In his March 20 New York Times column, Paul Krugman attacked our friend Brian Riedl of the Heritage Foundation as a "bogus Bush basher":

So where does the notion of Bush the big spender come from? In a direct sense it comes largely from Brian Riedl of the Heritage Foundation, who issued a report last fall alleging that government spending was out of control. Mr. Riedl is very good at his job; his report shifts artfully back and forth among various measures of spending (nominal, real, total, domestic, discretionary, domestic discretionary), managing to convey the false impression that soaring spending on domestic social programs is a major cause of the federal budget deficit without literally lying.

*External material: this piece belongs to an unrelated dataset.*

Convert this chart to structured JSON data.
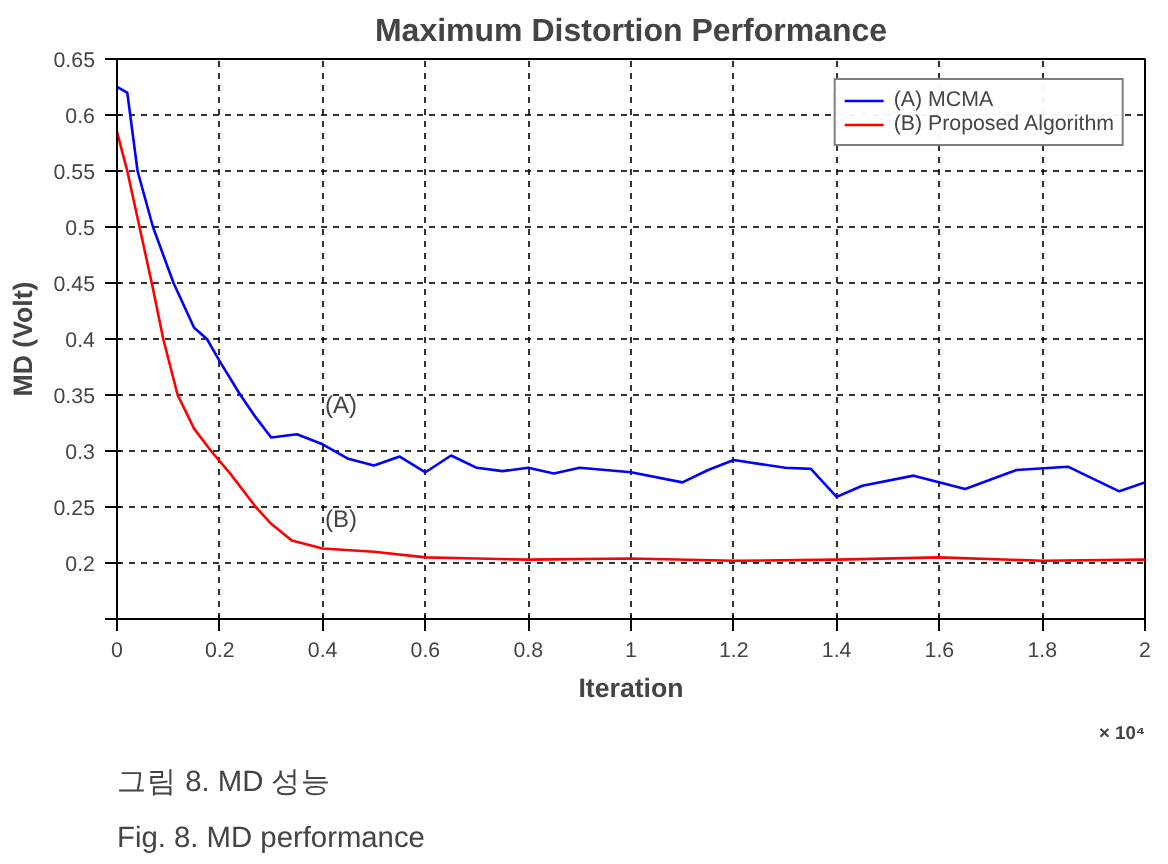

Today the Times ran a letter from Riedl defending himself. Funny how the Times is willing to let conservatives defend themselves so long as they bash Bush in the process.

To the Editor:

In "Bogus Bush Bashing" (column, March 20), my old professor Paul Krugman criticizes my analyses of runaway domestic spending while calling the entire issue bogus. His rhetoric is hot, but he does not dispute a single fact or statistic in my work.

The federal government's own budget historical tables show nominal federal spending has leaped 45 percent since 2001, two-thirds of it unrelated to defense or homeland security. Non-security discretionary outlays are expanding 7.2 percent a year under President Bush, versus 4.2 percent under President Clinton.

How about social spending?

Since 2001, education spending has surged 137 percent, and health research and regulation spending has jumped 78 percent. Higher benefits and an expansion of Medicaid and food-stamp eligibility have pushed federal antipoverty spending above 3 percent of gross domestic product for the first time ever.

These government budget data expose conjecture about mean-spirited G.O.P. budget-cutters for the straw man that it is.

Brian Riedl
Washington, March 21, 2006
The writer is a fellow for federal budgetary affairs at the Heritage Foundation.